The reason that data quality is generally excellent in the area of salary and expense processing is that people care deeply about what they get paid, and you can be pretty sure than any clerical errors get spotted and complained about very quickly. However in most cases data quality occurs due to people being asked to enter or maintain data for which they see no personal or even obvious company benefit. Data that is useful for “some other department” is never going to receive the same care and attention that your own personal expense claims get.

As Frank says, in order to move data quality higher up the enterprise priority list, it needs to widen its perspective: move beyond talking about customer names and addresses. Yes, this is important if you are doing mailshots, and certainly poor customer name and address management can have more serious consequences, but most executives have got better things to do than worry about whether their mailshots are being duplicated.

Despite numerous acquisition over the years (First Logic, Similarity, Vality, …) there are still plenty of small data quality vendors out there, some with very interesting technology. Yet aside from Trillium, few have managed to get even into double figures of millions of revenue. This is not due to an absence of a real problem to address.
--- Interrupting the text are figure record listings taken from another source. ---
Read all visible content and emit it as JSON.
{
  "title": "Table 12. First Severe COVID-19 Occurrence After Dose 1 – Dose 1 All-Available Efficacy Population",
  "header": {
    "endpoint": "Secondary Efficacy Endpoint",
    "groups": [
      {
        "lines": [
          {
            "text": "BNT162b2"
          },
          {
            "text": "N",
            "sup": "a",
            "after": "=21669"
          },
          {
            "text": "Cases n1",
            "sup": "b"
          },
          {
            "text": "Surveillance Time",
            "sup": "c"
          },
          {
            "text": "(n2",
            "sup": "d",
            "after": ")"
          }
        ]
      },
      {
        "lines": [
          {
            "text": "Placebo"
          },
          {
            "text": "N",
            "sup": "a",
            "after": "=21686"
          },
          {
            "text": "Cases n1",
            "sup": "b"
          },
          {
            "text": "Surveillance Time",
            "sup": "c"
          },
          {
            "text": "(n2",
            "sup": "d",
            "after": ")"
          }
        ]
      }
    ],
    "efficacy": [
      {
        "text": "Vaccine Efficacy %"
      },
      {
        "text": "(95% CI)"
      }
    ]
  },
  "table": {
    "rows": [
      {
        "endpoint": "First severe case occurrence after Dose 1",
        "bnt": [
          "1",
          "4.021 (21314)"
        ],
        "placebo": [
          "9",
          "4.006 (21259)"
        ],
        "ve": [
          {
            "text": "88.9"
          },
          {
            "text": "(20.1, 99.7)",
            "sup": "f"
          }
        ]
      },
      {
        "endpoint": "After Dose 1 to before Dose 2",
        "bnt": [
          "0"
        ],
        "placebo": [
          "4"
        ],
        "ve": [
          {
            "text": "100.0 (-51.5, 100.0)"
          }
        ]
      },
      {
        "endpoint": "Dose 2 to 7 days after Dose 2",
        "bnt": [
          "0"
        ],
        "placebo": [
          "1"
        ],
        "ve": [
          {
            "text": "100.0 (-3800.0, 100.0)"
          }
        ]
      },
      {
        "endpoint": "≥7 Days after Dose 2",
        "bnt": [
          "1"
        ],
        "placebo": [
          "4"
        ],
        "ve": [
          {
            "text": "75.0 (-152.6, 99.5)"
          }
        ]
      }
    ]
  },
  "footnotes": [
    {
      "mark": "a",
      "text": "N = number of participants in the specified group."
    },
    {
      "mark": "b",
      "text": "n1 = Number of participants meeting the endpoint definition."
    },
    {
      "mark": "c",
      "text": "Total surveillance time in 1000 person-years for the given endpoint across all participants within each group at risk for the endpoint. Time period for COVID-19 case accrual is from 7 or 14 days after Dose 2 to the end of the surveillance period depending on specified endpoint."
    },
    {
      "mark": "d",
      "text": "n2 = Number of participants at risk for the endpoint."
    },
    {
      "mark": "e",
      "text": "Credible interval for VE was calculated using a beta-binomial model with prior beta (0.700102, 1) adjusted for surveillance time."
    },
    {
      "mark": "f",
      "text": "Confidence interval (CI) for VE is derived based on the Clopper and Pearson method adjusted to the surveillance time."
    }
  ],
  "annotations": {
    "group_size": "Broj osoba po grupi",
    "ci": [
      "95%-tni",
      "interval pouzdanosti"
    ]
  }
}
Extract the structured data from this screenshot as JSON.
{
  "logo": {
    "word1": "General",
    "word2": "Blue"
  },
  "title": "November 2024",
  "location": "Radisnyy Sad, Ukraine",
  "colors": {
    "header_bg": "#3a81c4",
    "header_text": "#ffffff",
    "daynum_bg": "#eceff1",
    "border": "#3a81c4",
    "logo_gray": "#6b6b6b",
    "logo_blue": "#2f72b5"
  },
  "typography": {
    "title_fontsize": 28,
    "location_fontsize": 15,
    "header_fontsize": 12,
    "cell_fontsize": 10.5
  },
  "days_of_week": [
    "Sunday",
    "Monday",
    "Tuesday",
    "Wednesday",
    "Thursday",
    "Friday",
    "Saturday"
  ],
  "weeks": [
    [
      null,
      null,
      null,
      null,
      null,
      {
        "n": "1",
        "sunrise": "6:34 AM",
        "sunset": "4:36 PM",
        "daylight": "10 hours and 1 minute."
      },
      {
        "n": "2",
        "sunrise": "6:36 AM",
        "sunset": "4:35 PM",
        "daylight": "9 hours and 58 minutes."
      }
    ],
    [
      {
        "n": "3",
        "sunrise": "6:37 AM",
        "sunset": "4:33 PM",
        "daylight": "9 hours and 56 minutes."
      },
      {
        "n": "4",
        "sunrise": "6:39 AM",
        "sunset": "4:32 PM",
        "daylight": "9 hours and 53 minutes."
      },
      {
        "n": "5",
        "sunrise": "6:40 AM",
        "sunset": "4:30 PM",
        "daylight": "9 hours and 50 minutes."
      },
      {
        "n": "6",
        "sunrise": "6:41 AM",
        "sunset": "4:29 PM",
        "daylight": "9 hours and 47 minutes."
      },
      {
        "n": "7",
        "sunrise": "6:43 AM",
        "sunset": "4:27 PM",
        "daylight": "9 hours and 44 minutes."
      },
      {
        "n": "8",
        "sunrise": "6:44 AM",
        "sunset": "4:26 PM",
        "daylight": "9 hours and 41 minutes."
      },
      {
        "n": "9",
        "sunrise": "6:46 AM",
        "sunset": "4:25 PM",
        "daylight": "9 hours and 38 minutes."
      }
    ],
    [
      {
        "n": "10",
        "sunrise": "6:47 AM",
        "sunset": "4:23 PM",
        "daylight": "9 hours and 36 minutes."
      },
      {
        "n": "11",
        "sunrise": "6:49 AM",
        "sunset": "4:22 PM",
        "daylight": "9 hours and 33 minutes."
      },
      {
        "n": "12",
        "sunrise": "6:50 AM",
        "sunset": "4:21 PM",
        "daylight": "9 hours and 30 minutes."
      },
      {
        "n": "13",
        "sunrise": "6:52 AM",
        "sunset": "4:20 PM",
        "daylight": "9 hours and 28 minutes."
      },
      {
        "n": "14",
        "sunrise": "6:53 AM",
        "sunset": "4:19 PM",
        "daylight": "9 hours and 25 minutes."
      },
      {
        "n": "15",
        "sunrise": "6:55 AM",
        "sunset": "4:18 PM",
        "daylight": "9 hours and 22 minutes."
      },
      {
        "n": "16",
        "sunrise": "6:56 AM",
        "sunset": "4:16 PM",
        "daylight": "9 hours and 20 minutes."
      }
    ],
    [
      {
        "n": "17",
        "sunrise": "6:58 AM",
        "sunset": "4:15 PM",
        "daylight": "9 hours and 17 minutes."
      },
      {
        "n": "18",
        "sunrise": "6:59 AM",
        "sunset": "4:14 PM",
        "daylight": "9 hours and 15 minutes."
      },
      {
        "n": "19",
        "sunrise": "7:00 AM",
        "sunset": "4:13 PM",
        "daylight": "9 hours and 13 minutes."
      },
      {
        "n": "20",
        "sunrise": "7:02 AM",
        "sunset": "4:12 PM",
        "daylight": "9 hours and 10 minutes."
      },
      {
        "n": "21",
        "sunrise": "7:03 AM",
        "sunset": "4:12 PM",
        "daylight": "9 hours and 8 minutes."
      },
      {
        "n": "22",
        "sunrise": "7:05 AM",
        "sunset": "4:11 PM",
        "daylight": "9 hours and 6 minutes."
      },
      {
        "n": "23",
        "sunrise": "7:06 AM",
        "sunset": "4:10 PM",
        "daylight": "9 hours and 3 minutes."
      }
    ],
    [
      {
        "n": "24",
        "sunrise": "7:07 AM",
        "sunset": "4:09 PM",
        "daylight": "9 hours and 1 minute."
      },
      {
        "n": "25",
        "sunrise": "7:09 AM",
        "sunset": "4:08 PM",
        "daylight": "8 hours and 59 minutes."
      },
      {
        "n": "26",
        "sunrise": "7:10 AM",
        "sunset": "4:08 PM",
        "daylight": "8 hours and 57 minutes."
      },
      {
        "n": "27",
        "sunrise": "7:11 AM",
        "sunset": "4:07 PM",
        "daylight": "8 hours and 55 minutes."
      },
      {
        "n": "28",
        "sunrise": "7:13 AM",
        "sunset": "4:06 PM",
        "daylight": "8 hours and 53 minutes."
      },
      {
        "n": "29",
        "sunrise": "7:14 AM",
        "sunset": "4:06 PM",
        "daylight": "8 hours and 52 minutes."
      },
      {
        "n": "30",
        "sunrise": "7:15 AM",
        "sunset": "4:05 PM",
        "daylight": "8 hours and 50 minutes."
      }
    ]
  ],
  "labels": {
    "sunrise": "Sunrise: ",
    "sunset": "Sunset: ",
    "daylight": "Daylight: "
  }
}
Some data quality vendors rightly see master data management as a way of repositioning their offerings in a more fashionable area, but they need to realise that data quality is just a feature of a complete MDM solution. Hence they need to partner with broader-based MDM repository vendors who themselves often lack proper data quality technology, rather than pretending they themselves are a complete solution. They should also do a better job of highlighting quantified customer dollar benefits achieved from the use of data quality technology. This should not be hard to do since data quality projects usually have excellent payback. Yet time after time the example used in data quality collateral are the tired name and address cleanup, followed by an esoteric discussion about whether probabilistic or deterministic matching is better (paying customers don’t care – they are interested in what benefits they see). Far too few data quality case studies mention hard-dollar benefits to the customer.

Data quality should have much going for it: it is a very real problem, the condition of data quality in most large organisation is horrible (and far worse than generally realised), and the costs of this are significant and cause genuine and in some cases very serious operational problems. Yet the industry as a whole has done a poor job of explaining itself to the people with the cheque books in enterprises.